La pandémie a-t-elle eu un impact sur la manière dont Salesforce Ventures investit ?

La pandémie a eu des impacts négatifs dans de nombreux domaines. Mais elle a contribué à faciliter l'accès aux fonds, c'est un fait. Un entrepreneur français peut solliciter un investisseur via Zoom, qu'il soit basé à Londres où à San Francisco. Suite au Covid, nous observons une globalisation du capital-risque dans l'innovation. Salesforce Ventures s'inscrit dans ce mouvement. Nous avons désormais l'opportunité de soutenir un nombre plus important d'entreprises et d'accéder à des zones où nous n'avions pas ou peu rencontré d'entrepreneurs jusque-là.

"Les entreprises dans lesquelles nous investissons en France résolvent des problèmes techniques complexes, en matière d'IA, de cybersécurité, d'automatisation"

Dans ce contexte, nous allons continuer à investir dans des entreprises disruptives en France. Il s'agit d'un pays clé pour Salesforce Ventures. Nous souhaitons dénicher d'autres sociétés françaises comme Algolia ou OpenClassrooms.

L'autre impact de la pandémie porte sur la vitesse de développement de certaines entreprises que nous soutenons. Par exemple la plateforme de gestion d'événements Hopin est passée de zéro à plus de 100 millions de dollars de chiffre d'affaires en tout juste un an. C'est incroyable en termes de rapidité d'exécution et de time-to-market. Cet exemple illustre le rôle d'accélérateur qu'a joué la pandémie sur l'adoption du logiciel. En 12 à 18 mois, les entreprises ont adopté plus de logiciels qu'elles ne l'avaient jamais fait auparavant. Ce qui a évidemment contribué à booster notre portfolio.

Comment cette internationalisation de vos investissements se traduit-elle en chiffres ?

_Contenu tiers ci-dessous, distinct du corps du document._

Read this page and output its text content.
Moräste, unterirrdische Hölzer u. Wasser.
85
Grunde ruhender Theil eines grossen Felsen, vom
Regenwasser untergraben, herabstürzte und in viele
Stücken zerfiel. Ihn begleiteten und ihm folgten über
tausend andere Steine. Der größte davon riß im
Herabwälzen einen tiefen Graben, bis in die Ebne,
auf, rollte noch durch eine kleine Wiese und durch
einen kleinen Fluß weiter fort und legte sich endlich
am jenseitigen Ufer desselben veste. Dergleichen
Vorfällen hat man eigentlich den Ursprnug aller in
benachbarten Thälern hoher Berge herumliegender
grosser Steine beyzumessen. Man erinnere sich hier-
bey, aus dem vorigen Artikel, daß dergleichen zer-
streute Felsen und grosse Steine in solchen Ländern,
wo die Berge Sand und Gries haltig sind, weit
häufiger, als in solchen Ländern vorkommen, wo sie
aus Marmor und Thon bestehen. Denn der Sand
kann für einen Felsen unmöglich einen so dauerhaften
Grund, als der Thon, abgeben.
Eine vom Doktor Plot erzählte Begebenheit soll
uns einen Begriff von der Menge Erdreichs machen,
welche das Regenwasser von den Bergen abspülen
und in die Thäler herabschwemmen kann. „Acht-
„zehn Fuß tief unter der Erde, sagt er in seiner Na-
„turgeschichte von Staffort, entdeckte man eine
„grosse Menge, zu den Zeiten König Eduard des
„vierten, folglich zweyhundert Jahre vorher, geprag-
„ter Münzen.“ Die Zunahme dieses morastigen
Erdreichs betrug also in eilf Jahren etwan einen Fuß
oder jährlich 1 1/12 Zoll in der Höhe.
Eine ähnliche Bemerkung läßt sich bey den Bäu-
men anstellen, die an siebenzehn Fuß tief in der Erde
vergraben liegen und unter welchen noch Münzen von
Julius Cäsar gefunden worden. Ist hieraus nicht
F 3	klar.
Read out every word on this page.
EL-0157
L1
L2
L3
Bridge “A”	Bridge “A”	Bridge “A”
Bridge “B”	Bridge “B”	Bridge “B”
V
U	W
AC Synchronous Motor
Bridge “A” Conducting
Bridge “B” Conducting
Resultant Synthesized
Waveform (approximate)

Salesforce Ventures compte aujourd'hui des investissements dans 25 pays à travers le monde. 50% des opérations ont été réalisées en dehors des Etats-Unis en 2020.

Avez-vous des secteurs d'investissement de prédilection en France ?

Nous sommes très sensibles à la qualité du savoir-faire français en ingénierie et à l'école mathématique française. Les entreprises dans lesquelles nous investissons en France résolvent des problèmes techniques complexes, à la fois en matière d'IA, de cybersécurité, d'automatisation. Dans ces domaines, la France a un avantage du fait de sa culture scientifique et de la qualité de son système de formation. (En France, Salesforce Ventures a notamment investi dans Devenson, FollowAnalytics ou encore Sigfox, ndlr).

Alex Kayyal est senior vice president & managing partner chez Salesforce Ventures. Diplômé d'un MBA à Harvard, Alex Kayyal débute sa carrière chez Merril Lynch comme conseiller en introduction en bourse et fusion-acquisition. Fondateur de TableZest, il investit ensuite dans de nombreuses sociétés dont Algolia. Il rejoint Salesforce en 2018 comme vice-président en charge de la région EMEA. En février 2021, il est promu vice-président sénior en charge de l'international. Il rejoint Salesforce Ventures en juin 2021.